I brewed a test batch (5L) of variation Graham's Old English cider and it tastes great - far superior to the Brigalow and Black Rock kits which I wasn't that impressed with. 

I'm calling this one Somerset Gold. The cider is super drinkable straight out of the fermenter and I can't wait to taste it when it's fully carbonated in a couple of weeks. 

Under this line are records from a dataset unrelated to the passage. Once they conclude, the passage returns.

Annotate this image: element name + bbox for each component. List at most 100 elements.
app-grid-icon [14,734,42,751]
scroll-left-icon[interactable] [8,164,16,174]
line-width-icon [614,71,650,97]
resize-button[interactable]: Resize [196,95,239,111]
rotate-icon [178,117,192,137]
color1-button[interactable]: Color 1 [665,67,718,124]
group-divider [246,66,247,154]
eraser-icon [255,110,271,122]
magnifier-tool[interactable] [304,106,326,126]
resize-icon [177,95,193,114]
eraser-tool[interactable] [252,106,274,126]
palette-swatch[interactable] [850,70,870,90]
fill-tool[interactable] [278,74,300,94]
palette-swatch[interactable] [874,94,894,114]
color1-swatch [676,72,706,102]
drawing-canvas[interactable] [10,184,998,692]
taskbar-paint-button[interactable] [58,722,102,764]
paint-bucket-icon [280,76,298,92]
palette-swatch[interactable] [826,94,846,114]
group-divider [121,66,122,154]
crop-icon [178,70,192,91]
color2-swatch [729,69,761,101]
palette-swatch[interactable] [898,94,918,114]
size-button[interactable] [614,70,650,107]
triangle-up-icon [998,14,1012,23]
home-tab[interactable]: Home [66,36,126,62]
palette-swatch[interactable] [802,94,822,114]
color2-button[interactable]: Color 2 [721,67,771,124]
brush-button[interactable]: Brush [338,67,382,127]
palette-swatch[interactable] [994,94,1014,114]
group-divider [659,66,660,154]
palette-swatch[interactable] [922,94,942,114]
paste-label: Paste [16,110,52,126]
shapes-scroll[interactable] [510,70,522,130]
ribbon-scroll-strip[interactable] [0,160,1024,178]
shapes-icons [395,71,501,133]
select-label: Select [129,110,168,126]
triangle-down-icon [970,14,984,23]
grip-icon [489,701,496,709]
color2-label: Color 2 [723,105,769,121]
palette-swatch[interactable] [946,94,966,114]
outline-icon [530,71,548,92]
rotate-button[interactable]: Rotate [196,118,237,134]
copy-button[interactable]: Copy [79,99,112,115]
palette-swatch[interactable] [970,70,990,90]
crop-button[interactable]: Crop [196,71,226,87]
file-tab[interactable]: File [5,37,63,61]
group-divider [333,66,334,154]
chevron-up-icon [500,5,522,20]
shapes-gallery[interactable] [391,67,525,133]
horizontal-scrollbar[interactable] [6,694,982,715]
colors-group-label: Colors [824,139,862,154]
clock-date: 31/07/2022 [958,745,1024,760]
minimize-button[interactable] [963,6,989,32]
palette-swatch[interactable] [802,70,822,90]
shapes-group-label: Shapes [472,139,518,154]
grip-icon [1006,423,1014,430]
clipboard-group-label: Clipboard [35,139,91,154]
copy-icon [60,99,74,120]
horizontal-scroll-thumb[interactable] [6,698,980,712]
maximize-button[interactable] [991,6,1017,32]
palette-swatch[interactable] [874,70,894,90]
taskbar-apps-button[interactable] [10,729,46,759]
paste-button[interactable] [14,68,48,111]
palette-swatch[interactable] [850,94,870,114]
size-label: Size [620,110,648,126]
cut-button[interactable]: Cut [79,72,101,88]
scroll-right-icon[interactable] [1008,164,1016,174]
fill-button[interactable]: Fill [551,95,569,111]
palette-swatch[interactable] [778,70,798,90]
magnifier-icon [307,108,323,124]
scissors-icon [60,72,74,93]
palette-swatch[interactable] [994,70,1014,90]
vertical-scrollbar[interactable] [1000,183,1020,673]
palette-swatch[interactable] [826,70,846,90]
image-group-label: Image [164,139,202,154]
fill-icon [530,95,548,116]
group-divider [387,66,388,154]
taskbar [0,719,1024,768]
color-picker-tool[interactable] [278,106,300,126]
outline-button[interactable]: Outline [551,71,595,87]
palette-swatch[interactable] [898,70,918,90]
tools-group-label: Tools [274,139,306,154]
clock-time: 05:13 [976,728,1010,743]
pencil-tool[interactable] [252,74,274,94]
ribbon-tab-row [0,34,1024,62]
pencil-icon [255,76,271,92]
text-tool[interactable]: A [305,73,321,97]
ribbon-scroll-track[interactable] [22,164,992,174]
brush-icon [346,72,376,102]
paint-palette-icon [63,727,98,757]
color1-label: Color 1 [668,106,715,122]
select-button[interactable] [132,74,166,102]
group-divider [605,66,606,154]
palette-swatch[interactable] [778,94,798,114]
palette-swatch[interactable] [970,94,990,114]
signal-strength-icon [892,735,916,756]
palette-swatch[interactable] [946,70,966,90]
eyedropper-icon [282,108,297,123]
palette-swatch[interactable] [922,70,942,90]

The final product is medium dry on the tongue and has a long finish. The combination of pear, honey and lemon make for a full flavored drink with loads of character!
This is a real summer thirst quencher (tannins in the tea do the trick)  

*Somerset Gold*
=============
2.4L Apple (Just Juice)
2.4L Apple & Pear (Just Juice)
Juice of half a lemon
1 Cup strong Liptons tea
100gms Honey (diluted with hot water for each mixing)
3.5 gms Brigalow Yeast 

Primary for 14 days (16-24C)
OG = 1050
FG = 1010
ABV 6.6%

You won't regret making this one!


----------



## Verbyla (26/10/09)

Just in regards to the graff. It says to choose your favourite hops but since i haven't been brewing for all that long i don't really know much about hops and their qualities, apart from what i read in their description. I usually just use whatever the brewery shop man tells me to  

I've been reading up on different varieties but there's so much to choose from. Anyone know what varieties are commonly used in graffs? Just hoping to get a bit of a push in the right direction.

Cheers, 
Verbyla


----------